Data shows that the Bitcoin balance of OTC platforms has increased significantly in the past six months. During the same period, Bitcoin has fallen from its all-time high of $73,500 in March and continued to fluctuate in a downward channel.
This increase in balance is very similar to the situation from the end of 2020 to the beginning of 2021, when the OTC balance also soared from 235,000 bitcoins to 435,000 bitcoins in 6 months, but the difference is that the price of Bitcoin was rising at that time, while it is relatively weak now.
During the 2022 bear market, OTC balances shrank as Bitcoin prices fell, indicating net buying.
If we want to see Bitcoin continue its bullish trend in the fourth quarter, one of the necessary factors is that the balance of the OTC platform has decreased, which will help support further strength of the market.
The price of Bitcoin continued to fall, from $65,000 to below $62,000, reaching a new low in several weeks. This is the lowest point since the Fed cut interest rates by two basis points in September. The sharp fluctuations caused nearly 120,000 over-leveraged long traders to be liquidated, with a total value of $350 million. The main currencies are still concentrated in Bitcoin and Ethereum, and most currencies have shown a net outflow of funds.
The main selling pressure this time came from the Bitcoin spot ETF. On Tuesday's trading day in the United States, the net outflow of Bitcoin ETF funds reached 120 million US dollars, which was the highest in recent consecutive outflows. Although it cannot represent all, it somewhat suggests that global funds are flowing out of the United States to China and Japan, and the U.S. capital market will face a brief stagnation.
But the situation will not last long. The Japanese yen has already deleveraged once before, and it is not expected to have much impact on trading sentiment. What is more noteworthy is the Chinese stock market. Currently, foreign capital is rushing into A-shares and Hong Kong stocks for speculation, constantly pushing up prices. It is necessary to wait for funds to withdraw before returning to the US market. During this period, the trends of US stocks and cryptocurrencies will face greater challenges.

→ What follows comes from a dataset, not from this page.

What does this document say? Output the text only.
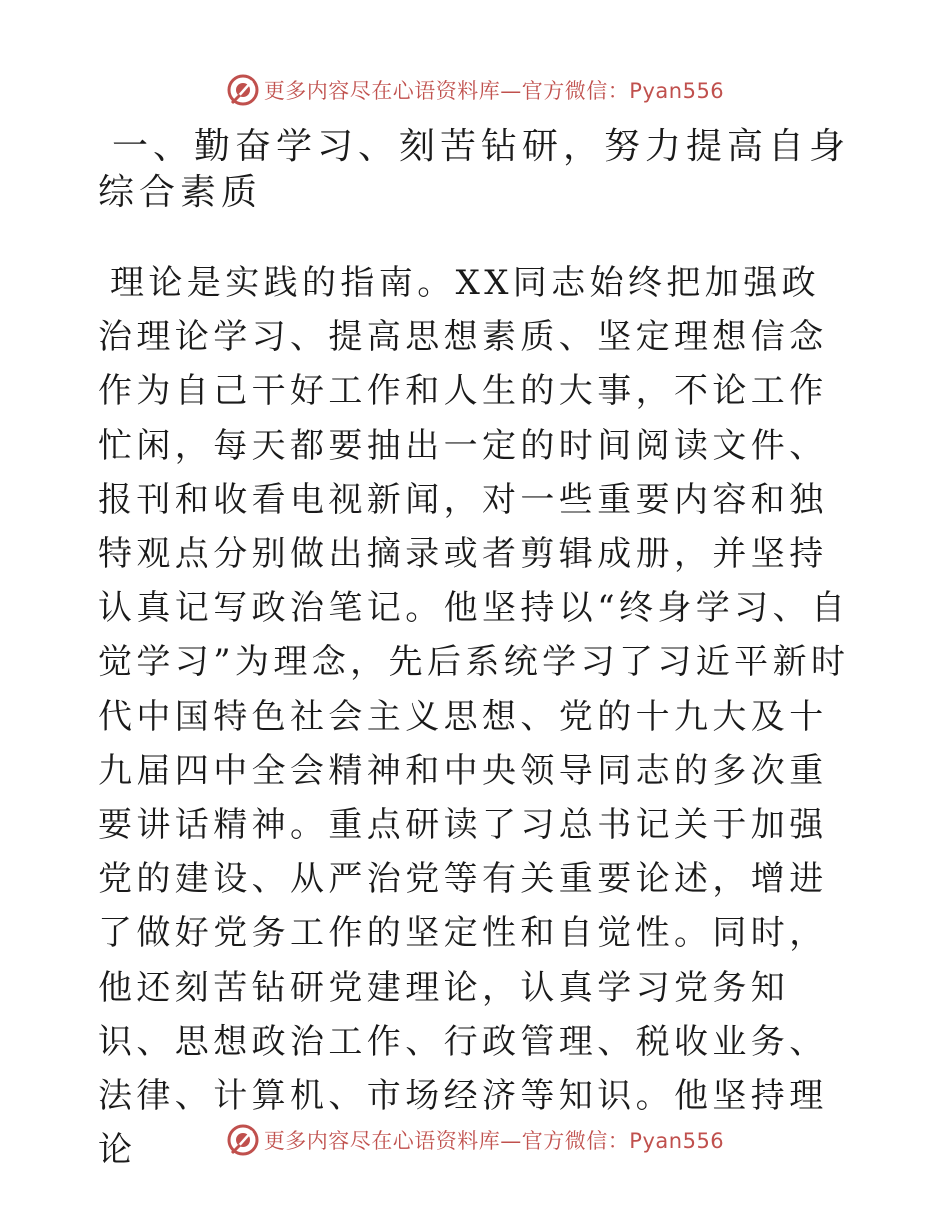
更多内容尽在心语资料库—官方微信：Pyan556
一、勤奋学习、刻苦钻研，努力提高自身综合素质

理论是实践的指南。XX同志始终把加强政治理论学习、提高思想素质、坚定理想信念作为自己干好工作和人生的大事，不论工作忙闲，每天都要抽出一定的时间阅读文件、报刊和收看电视新闻，对一些重要内容和独特观点分别做出摘录或者剪辑成册，并坚持认真记写政治笔记。他坚持以“终身学习、自觉学习”为理念，先后系统学习了习近平新时代中国特色社会主义思想、党的十九大及十九届四中全会精神和中央领导同志的多次重要讲话精神。重点研读了习总书记关于加强党的建设、从严治党等有关重要论述，增进了做好党务工作的坚定性和自觉性。同时，他还刻苦钻研党建理论，认真学习党务知识、思想政治工作、行政管理、税收业务、法律、计算机、市场经济等知识。他坚持理论	更多内容尽在心语资料库—官方微信：Pyan556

If the cryptocurrency market wants to rise further, it must wait until this batch of speculative funds has finished speculating in the Chinese and Hong Kong stock markets before there will be a greater chance. Many hedge funds have withdrawn part of their funds from the United States and turned to the Chinese and Hong Kong markets for speculation. They are also important drivers of buying cryptocurrency ETFs. However, the cryptocurrency market lacks buying sentiment now, and investors must wait for a while.